Use the properties of exterior angles of triangles to find angle b.
(1 point)
O 92
O38
232
52
We cannot determine the value of angle b without additional information about the triangle.
To find angle b, we need to use the property of the exterior angles of a triangle. The exterior angle is equal to the sum of the two remote interior angles. Therefore, we can set up the equation:
b = 92 + 38
Simplifying, we get:
b = 130
So, angle b is 130 degrees.
To find angle b using the properties of exterior angles of triangles, we need to first identify the given angles and their relationships to the exterior angle.

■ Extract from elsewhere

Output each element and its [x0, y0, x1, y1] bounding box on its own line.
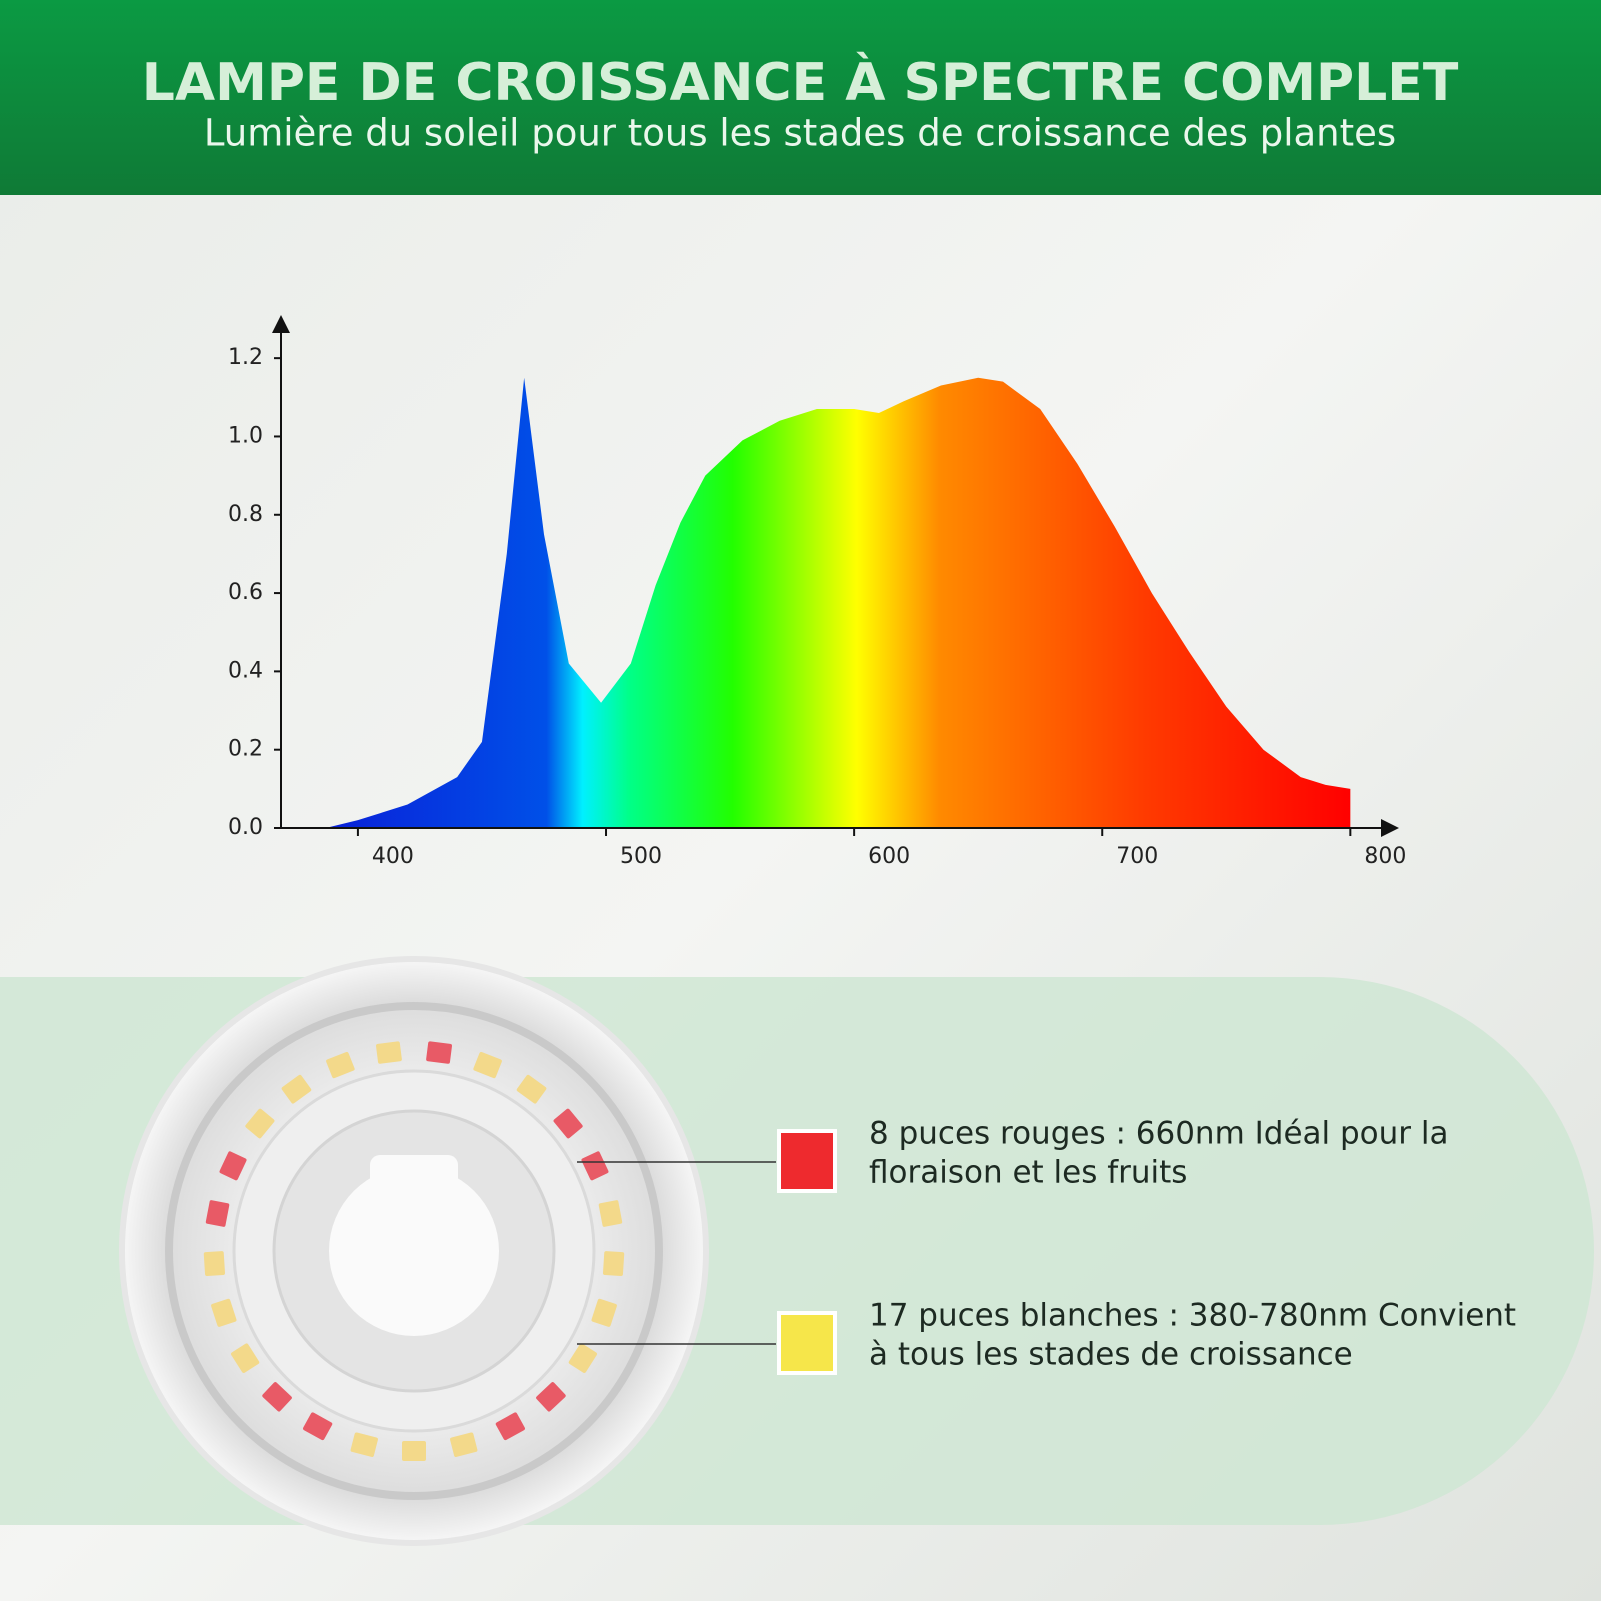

In a triangle, the measure of an exterior angle is equal to the sum of the measures of its two remote interior angles.
Let's call angle b the exterior angle. From the options given, the measure of angle b is 92 degrees.
Now, we need to find the measures of the two remote interior angles, which will eventually add up to 92 degrees.
To find the first interior angle, we subtract the measure of the exterior angle from 180 degrees (since the sum of all interior angles in a triangle is always 180 degrees).
180 - 92 = 88 degrees.
So, the first remote interior angle measures 88 degrees.
Next, we need to find the second remote interior angle. Since the sum of the interior angles in a triangle is 180 degrees, we can subtract the measure of the first remote interior angle from 180 degrees.
180 - 88 = 92 degrees.
Therefore, the second remote interior angle also measures 92 degrees.
To summarize:
Angle b (the exterior angle) measures 92 degrees.
The two remote interior angles measure 88 degrees and 92 degrees, respectively.